Compared to placebo, fluoroquinolones may slightly reduce the risk of graft loss (3 studies, 393 participants: RR 0.37, CI 0.09 to 1.57; I2 = 0%; low certainty evidence), probably makes little or no difference to donor-specific antibodies (DSA), may make little or no difference to BK viraemia and death, had uncertain effects on BKVAN and malignancy, but may increase the risk of tendonitis (2 studies, 193 participants: RR 5.66, CI 1.02 to 31.32; I2 = 0%; low certainty evidence).
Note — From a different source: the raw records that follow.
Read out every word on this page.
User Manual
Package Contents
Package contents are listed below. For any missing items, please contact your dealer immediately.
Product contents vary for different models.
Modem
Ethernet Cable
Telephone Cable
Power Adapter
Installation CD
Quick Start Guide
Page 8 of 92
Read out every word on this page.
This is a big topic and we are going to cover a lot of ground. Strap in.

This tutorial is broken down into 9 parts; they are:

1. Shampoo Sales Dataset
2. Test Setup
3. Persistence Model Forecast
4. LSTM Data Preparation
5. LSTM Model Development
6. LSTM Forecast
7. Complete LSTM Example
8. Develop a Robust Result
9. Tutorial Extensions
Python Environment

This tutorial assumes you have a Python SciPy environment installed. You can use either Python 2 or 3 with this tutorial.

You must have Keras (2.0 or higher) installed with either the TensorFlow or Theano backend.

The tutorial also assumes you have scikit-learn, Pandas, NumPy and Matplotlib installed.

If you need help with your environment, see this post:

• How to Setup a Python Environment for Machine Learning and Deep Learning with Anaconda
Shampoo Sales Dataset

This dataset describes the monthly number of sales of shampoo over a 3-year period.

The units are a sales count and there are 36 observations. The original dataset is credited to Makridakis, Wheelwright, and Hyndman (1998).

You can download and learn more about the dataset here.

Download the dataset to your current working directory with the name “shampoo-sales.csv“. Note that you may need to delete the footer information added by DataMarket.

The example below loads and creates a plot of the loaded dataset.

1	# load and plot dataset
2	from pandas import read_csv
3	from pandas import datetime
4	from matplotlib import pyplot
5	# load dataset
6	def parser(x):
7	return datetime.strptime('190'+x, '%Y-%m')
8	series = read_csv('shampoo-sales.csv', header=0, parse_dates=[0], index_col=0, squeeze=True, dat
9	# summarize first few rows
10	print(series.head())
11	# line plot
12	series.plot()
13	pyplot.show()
Compared to tacrolimus (TAC), cyclosporin (CSA) probably makes little or no difference to graft loss and death, may make little or no difference to BKVAN and malignancy, but probably decreases BK viraemia (2 studies, 263 participants: RR 0.61, 95% CI 0.26 to 1.41; I2 = 38%) and probably reduces the risk of new-onset diabetes after transplantation (1 study, 200 participants: RR 0.41, 95% CI 0.12 to 1.35) (both moderate certainty evidence).
Compared to azathioprine, mycophenolate mofetil (MMF) probably makes little or no difference to graft loss and BK viraemia but probably reduces the risk of death (1 study, 133 participants: RR 0.43, 95% CI 0.16 to 1.16) and malignancy (1 study, 199 participants: RR 0.43, 95% CI 0.16 to 1.16) (both moderate certainty evidence).
Compared to mycophenolate sodium (MPS), CSA has uncertain effects on graft loss and death, may make little or no difference to BK viraemia, but may reduce BKVAN (1 study, 224 participants: RR 0.06, 95% CI 0.00 to 1.20; low certainty evidence).
Compared to immunosuppression dose reduction, MMF or TAC conversion to everolimus or sirolimus may make little or no difference to graft loss, BK viraemia or BKVAN (low certainty evidence). TAC conversion to sirolimus probably results in more people having a reduced BK viral load (< 600 copies/mL) than immunosuppression reduction (1 study, 30 participants: RR 1.31, 95% CI 0.90 to 1.89; moderate certainty evidence).
Compared to MPS, everolimus had uncertain effects on graft loss and BK viraemia, may reduce BKVAN (1 study, 135 participants: 0.06, 95% CI 0.00 to 1.11) and may increase the risk of death (1 study, 135 participants: RR 3.71, 95% CI 0.20 to 67.35) (both low certainty evidence).
Compared to CSA, everolimus may make little or no difference to BK viraemia, has uncertain effects on graft loss and BKVAN, but may increase the risk of death (1 study, 185 participants: RR 3.71, 95% CI 0.42 to 32.55; low certainty evidence).
Compared to immunosuppression reduction, the leflunomide derivative FK778 may make little or no difference to graft loss, probably results in a greater reduction in plasma BK viral load (1 study, 44 participants: -0.60 copies/µL, 95% CI -1.22 to 0.02; moderate certainty evidence), but had uncertain effects on BKVAN and malignancy. Aggravated hypertension may be increased with KF778 (1 study, 46 participants: RR 8.23, 95% CI 0.50 to 135.40; low certainty evidence). There were no deaths in either group.